Closed yubobao27 closed 1 year ago
@yubobao27 Thanks for your suggestion. I'd be open to a PR but unfortunately I don't have the time to design/implement this myself right now.
Sure. How would one go about it if it can be done? If you describe a way maybe we can contribute.
Hi @yubobao27 - I think the best place to implement this is actually on the user side. Users can build GPU parallelism into their objective function in different ways.

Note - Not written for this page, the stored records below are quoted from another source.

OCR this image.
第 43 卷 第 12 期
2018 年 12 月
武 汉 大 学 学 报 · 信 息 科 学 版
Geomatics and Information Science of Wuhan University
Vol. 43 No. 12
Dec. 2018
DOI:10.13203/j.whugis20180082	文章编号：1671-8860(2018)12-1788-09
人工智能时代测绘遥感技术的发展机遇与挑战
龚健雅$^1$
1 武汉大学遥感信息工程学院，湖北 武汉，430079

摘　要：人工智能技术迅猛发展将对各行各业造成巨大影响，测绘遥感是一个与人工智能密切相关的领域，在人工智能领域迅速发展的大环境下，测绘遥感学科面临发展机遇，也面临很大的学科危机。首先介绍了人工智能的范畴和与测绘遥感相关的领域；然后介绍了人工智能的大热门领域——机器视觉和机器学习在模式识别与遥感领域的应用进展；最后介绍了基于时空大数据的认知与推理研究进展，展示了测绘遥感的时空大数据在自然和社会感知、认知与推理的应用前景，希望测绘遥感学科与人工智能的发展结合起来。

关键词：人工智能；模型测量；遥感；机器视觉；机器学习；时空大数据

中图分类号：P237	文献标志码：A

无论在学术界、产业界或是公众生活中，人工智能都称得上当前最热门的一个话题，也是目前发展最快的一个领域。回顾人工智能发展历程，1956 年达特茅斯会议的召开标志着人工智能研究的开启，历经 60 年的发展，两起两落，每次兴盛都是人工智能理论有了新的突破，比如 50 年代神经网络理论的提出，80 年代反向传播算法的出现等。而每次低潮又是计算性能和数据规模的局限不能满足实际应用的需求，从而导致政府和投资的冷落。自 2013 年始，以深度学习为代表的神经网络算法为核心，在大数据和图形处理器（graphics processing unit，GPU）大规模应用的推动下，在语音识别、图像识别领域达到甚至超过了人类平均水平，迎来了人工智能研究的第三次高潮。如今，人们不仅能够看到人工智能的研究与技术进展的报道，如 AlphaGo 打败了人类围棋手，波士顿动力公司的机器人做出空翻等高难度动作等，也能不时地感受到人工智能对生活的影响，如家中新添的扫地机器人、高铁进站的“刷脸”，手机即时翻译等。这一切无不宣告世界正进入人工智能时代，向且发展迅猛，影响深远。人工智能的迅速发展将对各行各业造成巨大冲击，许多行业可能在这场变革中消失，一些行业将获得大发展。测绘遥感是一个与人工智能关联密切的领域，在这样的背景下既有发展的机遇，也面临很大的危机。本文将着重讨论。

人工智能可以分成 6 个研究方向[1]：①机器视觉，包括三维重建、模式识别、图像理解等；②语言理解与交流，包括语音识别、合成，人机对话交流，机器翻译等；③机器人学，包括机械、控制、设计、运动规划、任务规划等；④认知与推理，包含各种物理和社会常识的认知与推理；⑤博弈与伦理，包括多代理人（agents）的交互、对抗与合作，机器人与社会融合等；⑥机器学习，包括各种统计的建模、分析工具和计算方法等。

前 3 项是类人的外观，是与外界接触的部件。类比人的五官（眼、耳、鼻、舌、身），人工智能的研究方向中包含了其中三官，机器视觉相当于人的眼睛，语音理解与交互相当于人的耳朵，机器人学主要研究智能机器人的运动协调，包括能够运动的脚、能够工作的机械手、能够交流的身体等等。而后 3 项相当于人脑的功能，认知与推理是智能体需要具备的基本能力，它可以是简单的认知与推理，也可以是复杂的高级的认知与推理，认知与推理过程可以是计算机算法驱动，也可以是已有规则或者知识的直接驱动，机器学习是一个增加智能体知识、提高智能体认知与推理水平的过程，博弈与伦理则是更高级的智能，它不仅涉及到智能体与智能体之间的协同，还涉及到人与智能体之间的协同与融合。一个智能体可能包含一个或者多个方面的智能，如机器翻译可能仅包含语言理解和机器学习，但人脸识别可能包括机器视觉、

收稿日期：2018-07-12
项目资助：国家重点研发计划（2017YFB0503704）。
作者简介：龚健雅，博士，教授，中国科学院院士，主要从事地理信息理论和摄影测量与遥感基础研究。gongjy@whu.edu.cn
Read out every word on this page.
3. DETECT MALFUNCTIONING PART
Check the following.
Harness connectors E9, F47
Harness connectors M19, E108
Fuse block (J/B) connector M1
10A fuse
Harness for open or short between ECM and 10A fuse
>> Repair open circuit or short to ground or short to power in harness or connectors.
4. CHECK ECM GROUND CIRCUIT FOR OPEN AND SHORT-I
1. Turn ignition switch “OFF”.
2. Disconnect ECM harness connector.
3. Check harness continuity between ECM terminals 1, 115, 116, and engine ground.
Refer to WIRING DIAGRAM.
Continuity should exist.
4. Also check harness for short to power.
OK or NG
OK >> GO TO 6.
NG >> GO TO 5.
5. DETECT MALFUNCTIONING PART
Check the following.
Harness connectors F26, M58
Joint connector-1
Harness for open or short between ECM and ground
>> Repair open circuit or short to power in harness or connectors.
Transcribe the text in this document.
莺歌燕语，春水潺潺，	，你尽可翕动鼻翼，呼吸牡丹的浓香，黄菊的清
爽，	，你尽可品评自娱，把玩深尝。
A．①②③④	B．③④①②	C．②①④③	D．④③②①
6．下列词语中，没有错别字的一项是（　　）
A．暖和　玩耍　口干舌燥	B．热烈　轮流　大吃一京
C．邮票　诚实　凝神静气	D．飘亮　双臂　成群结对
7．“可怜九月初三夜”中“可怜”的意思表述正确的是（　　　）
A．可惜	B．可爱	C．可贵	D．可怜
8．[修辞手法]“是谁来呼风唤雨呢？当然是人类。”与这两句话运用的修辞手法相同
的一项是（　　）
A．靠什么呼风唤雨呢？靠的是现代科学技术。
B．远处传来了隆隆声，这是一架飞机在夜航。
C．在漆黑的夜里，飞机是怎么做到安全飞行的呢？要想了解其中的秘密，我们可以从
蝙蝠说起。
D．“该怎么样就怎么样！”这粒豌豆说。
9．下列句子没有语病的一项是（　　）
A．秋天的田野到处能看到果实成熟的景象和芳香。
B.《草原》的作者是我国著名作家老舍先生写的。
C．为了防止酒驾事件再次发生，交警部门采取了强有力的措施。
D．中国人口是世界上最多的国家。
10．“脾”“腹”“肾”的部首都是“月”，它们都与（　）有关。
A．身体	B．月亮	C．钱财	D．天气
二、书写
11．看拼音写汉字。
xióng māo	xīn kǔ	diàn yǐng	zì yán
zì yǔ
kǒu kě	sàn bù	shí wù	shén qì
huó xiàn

For example, let's say your objective is to minimize 2-norm in the feature space of a neural net, and your input x
is a minibatch:
import torch
import torch.nn as nn
from torchmin import minimize
net = nn.Sequential(
nn.Linear(200, 512),
nn.Tanh(),
nn.Linear(512, 512)
).cuda()
x0 = torch.randn(80, 200).cuda()
def obj(x):
y = net(x)
return y.norm(dim=1).mean()
result = minimize(obj, x0, method='bfgs')
To parallelize computations across the minibatch, users can make a simple modification:
def obj(x):
y = nn.parallel.data_parallel(net, x)
return y.norm(dim=1).mean()
If you have other thoughts, or other use cases in mind, I'd be curious to hear.
Can multiple gpus be utilized? Since input or model cannot be parallelized? Running trust_ncg on a model with mult-million rows input exceeds single GPU memory.